Tuesday, June 10, 2014

The Green-Eyed Monster: The Positive Side of Envy


 

      We all know how badly it feels when we are envious of someone else. We feel envy when we want what someone else has or feel unhappy about the success of another. Sometimes our envious feelings are misinterpreted as feelings of hostility and anger. At other times our envious feelings are associated with feelings of shame because we feel inferior to the person we envy and the person we compare ourselves to. Envy is a secretly held emotion that we usually do not share with others. Envious feelings are not just triggered by material possessions. We tend to envy people in our community, social circle, and family who are well regarded, admired, influential, and successful.  

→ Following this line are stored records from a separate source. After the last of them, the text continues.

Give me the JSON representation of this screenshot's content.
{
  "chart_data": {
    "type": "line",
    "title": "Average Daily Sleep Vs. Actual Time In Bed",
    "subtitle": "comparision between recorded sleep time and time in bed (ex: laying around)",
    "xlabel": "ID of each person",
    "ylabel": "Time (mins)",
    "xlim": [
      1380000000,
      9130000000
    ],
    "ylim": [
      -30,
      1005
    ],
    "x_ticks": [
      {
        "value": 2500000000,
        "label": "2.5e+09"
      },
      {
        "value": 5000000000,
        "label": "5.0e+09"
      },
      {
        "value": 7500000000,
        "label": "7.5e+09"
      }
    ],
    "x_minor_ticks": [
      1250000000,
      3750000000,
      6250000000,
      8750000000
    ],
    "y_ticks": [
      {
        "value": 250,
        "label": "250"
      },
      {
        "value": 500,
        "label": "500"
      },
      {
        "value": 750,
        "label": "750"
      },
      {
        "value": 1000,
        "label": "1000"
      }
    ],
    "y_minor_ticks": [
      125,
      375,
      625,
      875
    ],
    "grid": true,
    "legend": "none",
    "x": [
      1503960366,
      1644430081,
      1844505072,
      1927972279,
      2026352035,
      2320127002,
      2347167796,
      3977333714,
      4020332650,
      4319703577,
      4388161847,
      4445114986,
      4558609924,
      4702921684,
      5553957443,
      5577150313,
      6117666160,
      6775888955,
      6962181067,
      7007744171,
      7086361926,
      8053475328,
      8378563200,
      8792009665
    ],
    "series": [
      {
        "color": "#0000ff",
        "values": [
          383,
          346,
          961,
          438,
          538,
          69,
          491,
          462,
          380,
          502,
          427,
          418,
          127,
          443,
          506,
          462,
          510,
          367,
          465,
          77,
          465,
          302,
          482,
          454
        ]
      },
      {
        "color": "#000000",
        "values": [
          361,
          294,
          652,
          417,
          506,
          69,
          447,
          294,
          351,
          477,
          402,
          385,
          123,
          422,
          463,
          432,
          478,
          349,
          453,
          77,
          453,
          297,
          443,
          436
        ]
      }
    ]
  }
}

     Feeling envious is normal; we ALL feel it from time to time. However, persistent envious feelings contribute greatly to depression, global feelings of dissatisfaction and unhappiness. Envious feelings usually stem from deep seated feelings of dissatisfaction with our self-image, our life accomplishments and feelings of inadequacy and low-self-esteem. Deep down our envious feelings are often the result of our own wishes to have whatever the person we are envious of has such as their career, financial success, social status or material possessions. Persistent envious feelings can also damage our relationships. Envious people often diminish the people they envy in an attempt to neutralize their envious emotions. They may do this by speaking poorly about the person they envy when with others or abruptly “cut off” their relationship with the person they envy.

 

     Jealousy is often confused with envy. Jealousy is something we feel when we fear an important relationship is in jeopardy. The most common example of jealousy is when an older sibling becomes jealous of a younger sibling because he/she fears the younger sibling will take his mother/father away  from him/her. Fears of abandonment and loss are often connected with jealousy.  

 

     So the question is, “How can examining our envious feelings help us?” To begin with, an awareness of what is driving our envious feelings provides us with important self- knowledge about the things we actually want to accomplish that we were not unaware of before looking inward. This knowledge acts as a positive motivational force and can help us accomplish what it was we were envious of in the first place.  Awareness of our envious feelings also gives us the power and permission to change our envious feelings and ultimately to make BIG changes in our own lives. For example, if I was envious of a co-worker’s promotion, instead of holding myself back by accepting or giving into my envious feelings, I could create a plan of my own for getting a promotion. It’s important to realize that there will be some envious wishes that may be unachievable. For example, if you are envious of the newest celebrity on the Hollywood scene, achieving a similar career may be impossible to accomplish.

 

 

Below are 4 tips to help you find the positive side of envy:

1.      Be honest with yourself about your envious feelings. Most of us do not want to admit that we have envious feelings toward another. It’s important to remember that we all feel envy and to accept these feelings as a normal part of life.  Write a list of what exactly it is you envy about a particular person.

 

2.      Decide what you envy about another that can be realistic goals for you to pursue. We all
        have our own unique set of strengths and weaknesses. What another person is great at doing we may not be. And the opposite is true too, what we may be great at doing, someone else is not. Pursue goals that are compatible with your strengths and talents and make a plan for achieving them.

 

3.      Minimize social comparisons. It’s normal to socially compare ourselves to others and to feel competitive. These are the measures we use for our own self-evaluation. Self-esteem is determined by how well we measure up on our social comparisons. For example, if we measure up to our expectations and goals we feel good and excited. If we do not measure up we feel depressed or ashamed. Persistent social comparisons can be damaging to our self-esteem and increase our envious feelings, especially when we feel we are not measuring up to our ideal selves.  

 

4.      Interpret your envious feelings as an opportunity for growth. Examining what, who and why you envy makes you aware of what you want in your life. Remember, you would not feel as strongly about the person you envy if whatever they have is not also important or a priority for you.